Take the elevator all the way down, make a hard right and walk along a concrete corridor deep in the bowels of Yankee Stadium. Down that hallway, just before the home clubhouse, there's a plain room with a small stage and lone podium. That's where the Yankees' press conferences are held.
That's not where the Yankees introduced Masahiro Tanaka on Tuesday.
No, this introduction was no press conference. At least, that's not all it was. In the stadium's brightly decorated Legends Club -- where some televisions showed Tanaka's name and others showed footage of him pitching in Japan -- the Yankees put on a global event. The press was invited, of course, but this was about something much larger.

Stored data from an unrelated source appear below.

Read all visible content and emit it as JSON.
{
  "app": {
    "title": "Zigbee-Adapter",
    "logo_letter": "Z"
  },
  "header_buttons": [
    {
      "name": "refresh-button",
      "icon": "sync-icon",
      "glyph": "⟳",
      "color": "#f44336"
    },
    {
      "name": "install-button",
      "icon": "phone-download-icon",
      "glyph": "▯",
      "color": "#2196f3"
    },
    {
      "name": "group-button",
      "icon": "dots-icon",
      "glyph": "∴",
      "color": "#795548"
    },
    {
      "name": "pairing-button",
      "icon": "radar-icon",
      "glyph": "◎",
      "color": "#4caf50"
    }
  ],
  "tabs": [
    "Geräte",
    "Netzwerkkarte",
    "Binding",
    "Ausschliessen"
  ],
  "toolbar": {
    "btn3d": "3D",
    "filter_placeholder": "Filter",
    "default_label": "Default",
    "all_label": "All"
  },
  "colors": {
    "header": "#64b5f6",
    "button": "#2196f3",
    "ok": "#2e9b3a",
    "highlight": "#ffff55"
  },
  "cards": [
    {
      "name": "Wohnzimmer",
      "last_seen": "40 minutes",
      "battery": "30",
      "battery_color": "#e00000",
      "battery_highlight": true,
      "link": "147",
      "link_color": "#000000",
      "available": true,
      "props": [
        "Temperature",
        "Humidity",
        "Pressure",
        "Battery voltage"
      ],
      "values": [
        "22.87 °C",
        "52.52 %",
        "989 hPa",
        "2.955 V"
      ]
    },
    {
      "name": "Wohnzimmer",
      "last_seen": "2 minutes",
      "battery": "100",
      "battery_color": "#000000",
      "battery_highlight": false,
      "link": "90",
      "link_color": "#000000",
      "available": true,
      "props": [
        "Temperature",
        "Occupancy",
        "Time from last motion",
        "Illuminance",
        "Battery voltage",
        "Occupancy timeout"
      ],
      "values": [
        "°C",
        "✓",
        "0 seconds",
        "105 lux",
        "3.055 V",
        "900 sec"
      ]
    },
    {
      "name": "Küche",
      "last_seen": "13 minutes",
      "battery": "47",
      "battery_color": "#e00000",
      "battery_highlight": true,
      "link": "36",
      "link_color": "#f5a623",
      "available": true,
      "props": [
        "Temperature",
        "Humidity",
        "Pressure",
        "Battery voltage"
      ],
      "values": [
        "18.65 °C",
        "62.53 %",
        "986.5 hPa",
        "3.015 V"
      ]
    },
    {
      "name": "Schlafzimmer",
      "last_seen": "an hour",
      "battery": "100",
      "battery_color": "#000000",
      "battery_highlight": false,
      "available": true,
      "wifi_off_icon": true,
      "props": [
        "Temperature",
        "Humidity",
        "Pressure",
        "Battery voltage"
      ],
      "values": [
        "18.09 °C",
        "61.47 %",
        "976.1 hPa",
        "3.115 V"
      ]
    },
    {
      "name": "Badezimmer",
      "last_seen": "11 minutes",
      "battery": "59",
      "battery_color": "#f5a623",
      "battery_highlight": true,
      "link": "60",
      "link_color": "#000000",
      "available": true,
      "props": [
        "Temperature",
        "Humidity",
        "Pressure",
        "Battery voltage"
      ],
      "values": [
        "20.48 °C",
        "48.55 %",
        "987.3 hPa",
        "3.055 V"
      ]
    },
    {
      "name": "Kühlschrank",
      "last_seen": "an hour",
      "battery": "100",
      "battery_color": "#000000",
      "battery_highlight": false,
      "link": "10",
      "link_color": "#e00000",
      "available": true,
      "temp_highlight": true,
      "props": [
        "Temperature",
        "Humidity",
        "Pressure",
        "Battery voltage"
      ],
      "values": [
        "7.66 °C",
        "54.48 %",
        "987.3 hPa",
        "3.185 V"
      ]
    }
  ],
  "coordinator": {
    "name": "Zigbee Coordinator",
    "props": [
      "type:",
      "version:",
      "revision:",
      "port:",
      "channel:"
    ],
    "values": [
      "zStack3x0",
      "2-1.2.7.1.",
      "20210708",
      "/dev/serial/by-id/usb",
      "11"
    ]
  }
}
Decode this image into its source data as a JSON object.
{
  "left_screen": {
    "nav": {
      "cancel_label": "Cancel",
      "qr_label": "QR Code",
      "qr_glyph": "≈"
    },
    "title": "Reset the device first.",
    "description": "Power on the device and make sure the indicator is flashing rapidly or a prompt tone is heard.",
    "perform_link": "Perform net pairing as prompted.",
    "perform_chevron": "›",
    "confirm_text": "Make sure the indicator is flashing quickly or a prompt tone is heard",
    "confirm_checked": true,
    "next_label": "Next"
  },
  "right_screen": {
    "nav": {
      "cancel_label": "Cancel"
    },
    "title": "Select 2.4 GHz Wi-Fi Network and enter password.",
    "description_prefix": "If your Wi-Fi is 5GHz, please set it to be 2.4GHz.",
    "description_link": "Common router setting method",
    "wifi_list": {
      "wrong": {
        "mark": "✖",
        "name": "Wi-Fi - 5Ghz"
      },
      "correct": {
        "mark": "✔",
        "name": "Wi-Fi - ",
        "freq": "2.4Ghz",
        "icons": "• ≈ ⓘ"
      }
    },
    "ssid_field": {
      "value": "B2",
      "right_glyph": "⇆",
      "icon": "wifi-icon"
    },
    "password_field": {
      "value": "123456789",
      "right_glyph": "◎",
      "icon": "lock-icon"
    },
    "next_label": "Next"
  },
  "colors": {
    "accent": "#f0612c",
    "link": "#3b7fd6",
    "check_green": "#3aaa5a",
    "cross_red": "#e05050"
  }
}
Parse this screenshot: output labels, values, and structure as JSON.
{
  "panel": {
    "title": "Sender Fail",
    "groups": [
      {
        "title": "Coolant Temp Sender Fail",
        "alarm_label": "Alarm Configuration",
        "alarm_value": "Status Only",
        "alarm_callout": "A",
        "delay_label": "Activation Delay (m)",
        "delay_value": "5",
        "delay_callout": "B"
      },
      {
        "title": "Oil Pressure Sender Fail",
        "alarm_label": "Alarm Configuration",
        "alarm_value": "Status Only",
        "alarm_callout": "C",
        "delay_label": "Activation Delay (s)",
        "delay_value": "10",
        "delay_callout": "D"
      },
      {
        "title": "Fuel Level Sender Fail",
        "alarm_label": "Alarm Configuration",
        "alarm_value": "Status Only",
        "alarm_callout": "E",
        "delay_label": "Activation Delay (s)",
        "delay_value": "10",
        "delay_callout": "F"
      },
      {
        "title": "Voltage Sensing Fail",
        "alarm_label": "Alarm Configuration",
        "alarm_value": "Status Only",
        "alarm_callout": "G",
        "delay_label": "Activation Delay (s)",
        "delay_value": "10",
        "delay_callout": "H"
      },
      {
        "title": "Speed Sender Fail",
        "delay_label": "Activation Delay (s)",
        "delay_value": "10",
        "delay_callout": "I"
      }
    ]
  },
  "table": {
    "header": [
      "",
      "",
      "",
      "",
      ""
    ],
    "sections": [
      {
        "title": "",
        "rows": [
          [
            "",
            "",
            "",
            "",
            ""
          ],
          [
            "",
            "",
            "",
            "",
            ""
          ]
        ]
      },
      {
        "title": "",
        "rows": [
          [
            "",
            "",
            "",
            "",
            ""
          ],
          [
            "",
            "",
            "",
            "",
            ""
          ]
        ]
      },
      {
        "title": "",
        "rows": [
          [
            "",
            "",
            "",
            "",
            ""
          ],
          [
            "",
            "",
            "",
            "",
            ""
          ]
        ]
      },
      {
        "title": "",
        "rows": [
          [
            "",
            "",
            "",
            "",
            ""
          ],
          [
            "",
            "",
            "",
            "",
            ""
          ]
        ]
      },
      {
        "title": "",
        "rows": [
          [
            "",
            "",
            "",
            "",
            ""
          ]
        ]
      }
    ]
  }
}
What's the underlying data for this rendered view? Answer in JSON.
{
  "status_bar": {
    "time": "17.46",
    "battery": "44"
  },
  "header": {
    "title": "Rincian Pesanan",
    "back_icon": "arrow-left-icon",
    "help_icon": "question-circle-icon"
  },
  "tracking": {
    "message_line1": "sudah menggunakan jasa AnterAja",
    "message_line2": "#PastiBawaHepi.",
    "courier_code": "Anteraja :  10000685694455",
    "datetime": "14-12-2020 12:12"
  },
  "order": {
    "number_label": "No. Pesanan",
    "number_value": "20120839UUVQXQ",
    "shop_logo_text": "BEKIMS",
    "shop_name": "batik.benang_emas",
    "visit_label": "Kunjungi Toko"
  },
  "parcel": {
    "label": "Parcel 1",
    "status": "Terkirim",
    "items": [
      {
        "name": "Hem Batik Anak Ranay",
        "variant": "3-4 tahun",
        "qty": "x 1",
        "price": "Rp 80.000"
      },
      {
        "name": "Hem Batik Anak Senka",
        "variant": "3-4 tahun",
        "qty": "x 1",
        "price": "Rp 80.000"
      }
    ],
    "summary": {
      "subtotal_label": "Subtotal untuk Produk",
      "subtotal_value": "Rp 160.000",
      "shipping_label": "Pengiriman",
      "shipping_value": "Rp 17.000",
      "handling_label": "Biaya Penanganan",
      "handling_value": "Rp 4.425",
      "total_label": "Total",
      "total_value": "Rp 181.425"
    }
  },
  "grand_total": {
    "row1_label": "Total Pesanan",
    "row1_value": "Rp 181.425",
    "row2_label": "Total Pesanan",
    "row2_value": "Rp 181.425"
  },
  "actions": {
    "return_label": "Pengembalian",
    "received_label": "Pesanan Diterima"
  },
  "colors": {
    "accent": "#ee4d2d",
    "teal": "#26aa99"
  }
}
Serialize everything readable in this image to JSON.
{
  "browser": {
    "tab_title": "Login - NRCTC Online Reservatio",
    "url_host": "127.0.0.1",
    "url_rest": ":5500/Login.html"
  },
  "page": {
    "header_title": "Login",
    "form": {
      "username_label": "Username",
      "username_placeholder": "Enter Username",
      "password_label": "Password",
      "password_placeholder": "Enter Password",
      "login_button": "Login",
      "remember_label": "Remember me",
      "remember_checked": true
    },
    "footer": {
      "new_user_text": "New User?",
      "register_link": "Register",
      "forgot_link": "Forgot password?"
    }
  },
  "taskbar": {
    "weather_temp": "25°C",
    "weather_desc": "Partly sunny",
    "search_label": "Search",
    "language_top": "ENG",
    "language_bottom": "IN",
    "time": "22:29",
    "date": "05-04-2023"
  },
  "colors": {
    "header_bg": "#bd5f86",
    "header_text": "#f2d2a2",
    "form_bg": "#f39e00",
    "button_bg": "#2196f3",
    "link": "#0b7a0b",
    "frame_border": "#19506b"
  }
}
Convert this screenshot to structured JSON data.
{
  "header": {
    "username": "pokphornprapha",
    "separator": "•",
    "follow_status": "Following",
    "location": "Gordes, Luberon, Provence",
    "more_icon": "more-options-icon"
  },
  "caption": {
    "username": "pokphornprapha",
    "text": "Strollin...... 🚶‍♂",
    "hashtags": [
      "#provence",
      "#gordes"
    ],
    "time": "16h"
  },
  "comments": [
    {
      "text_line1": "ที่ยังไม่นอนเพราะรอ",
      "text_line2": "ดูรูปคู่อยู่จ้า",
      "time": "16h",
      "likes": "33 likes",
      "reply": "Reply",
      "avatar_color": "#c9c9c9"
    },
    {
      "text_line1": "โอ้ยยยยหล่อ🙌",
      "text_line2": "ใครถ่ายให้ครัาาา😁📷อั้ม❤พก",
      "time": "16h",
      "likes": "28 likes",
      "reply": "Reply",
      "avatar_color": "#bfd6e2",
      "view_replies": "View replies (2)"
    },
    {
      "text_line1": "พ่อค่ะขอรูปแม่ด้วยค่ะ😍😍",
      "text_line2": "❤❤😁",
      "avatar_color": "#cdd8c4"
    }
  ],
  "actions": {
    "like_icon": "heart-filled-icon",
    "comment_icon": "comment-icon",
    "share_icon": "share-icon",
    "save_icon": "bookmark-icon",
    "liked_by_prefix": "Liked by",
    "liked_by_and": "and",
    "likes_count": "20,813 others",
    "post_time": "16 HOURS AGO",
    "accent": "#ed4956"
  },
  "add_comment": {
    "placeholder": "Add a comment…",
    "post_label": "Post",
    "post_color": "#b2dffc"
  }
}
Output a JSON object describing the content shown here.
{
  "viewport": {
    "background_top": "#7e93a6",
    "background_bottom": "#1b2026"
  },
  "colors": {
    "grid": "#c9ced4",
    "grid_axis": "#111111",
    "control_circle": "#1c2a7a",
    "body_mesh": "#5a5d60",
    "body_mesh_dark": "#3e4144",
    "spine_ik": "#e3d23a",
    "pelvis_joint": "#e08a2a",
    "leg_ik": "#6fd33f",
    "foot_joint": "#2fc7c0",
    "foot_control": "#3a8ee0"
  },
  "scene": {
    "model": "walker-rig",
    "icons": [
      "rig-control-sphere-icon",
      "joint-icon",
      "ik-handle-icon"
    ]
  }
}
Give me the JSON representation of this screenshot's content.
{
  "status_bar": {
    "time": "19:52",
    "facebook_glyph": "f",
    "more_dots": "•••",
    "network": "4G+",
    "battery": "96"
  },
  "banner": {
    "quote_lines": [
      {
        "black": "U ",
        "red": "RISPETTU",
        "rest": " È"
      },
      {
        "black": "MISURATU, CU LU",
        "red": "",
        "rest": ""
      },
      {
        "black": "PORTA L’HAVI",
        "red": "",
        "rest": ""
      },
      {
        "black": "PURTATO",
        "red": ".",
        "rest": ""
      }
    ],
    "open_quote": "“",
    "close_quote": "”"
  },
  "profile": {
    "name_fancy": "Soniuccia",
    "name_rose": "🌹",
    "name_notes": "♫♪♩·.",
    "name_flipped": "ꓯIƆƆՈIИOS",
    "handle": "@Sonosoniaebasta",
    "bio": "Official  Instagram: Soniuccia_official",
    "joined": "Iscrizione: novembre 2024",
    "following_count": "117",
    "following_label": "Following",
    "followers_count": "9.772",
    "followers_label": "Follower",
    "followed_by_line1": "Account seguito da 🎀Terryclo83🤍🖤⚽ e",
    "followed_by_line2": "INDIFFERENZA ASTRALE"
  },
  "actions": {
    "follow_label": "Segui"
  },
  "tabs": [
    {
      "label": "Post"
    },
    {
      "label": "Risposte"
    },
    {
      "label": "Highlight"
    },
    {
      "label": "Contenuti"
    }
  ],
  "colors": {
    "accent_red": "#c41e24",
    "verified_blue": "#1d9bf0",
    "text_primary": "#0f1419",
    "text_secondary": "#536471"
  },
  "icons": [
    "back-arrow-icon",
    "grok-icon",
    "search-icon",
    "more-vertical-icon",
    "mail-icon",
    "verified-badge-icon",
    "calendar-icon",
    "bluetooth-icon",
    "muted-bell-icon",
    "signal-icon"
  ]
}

In front of an international audience, the Yankees put pinstripes on an international icon who's a superstar before throwing a single Major League pitch. When it came time for general manager Brian Cashman to speak, he immediately thought of the late owner George Steinbrenner.
"The Yankees obviously are about always trying to acquire the best talent, and a collection of talent that can compete for a championship," Cashman said. "But (Steinbrenner) also liked a lot of attention. And this certainly represents a lot of attention. This is Yankee big. This is Steinbrenner big."
With more than 200 credentialed reporters and photographers, it was the Yankees' largest press conference since Hideki Matsui was introduced in Times Square in 2003. Tanaka received a cap and a No. 19 jersey and introduced himself in halting, methodical English.
"My name is Masahiro Tanaka," he said. "I am very happy to be Yankee."
Truth is, no introduction was necessary. Not for a 25-year-old who went undefeated in Japan last season and signed a seven-year, $155-million contract this winter. His contract is the largest ever for an international player with no Major League experience.
He is married to a Japanese pop star. He chartered a private jet for Tuesday night's trip from Japan to America. Beyond baseball questions, he was asked Tuesday to describe the first meal he had upon arrival in New York (it was grocery store sushi, by the way).
Tanaka is an icon already -- part all-star, part rock star -- and now he's playing for baseball's most well-known franchise in the world's largest media market.
"He doesn't want to transition in," Yankees owner Hal Steinbrenner said. "He wants to be put right on the big stage in the big games and test himself. He's been there before in Japan, and he's going to do great here."
Already, the attention is such that Cashman has worked to keep expectations in check. He went on ESPN radio this last week to say that Tanaka is expected to be no better than a No. 3 starter, a comment that Cashman admitted was all about adjusting popular perception.
"There's growing pains," Cashman explained. "I just want to make sure to remind everybody, even though they might not want to hear it. . . . We could be getting more than a three. Maybe it's a two. Maybe it's even a one at some point."
Certainly Tanaka is touted as a top-of-the-rotation mainstay. Signing Tanaka forced the Yankees to break away from their goal of trimming payroll beneath $189 million.
"I can still be a math geek and still have the desire to win," Steinbrenner said. "I've been saying this for two years; we know what our fans expect."
Yankees president Randy Levine assured that the Tanaka signing was strictly a baseball move, based on glowing scouting reports and not dreams of international attention. But Steinbrenner has also said in the past that part of what Yankees fans expect is to see a team of marquee names.
This is a superstar town, and it has its latest global icon.
"I've heard that this place is, it can be very harsh to you at times," Tanaka said. "Just wanted to put myself through this environment and see where I can get to with my ability."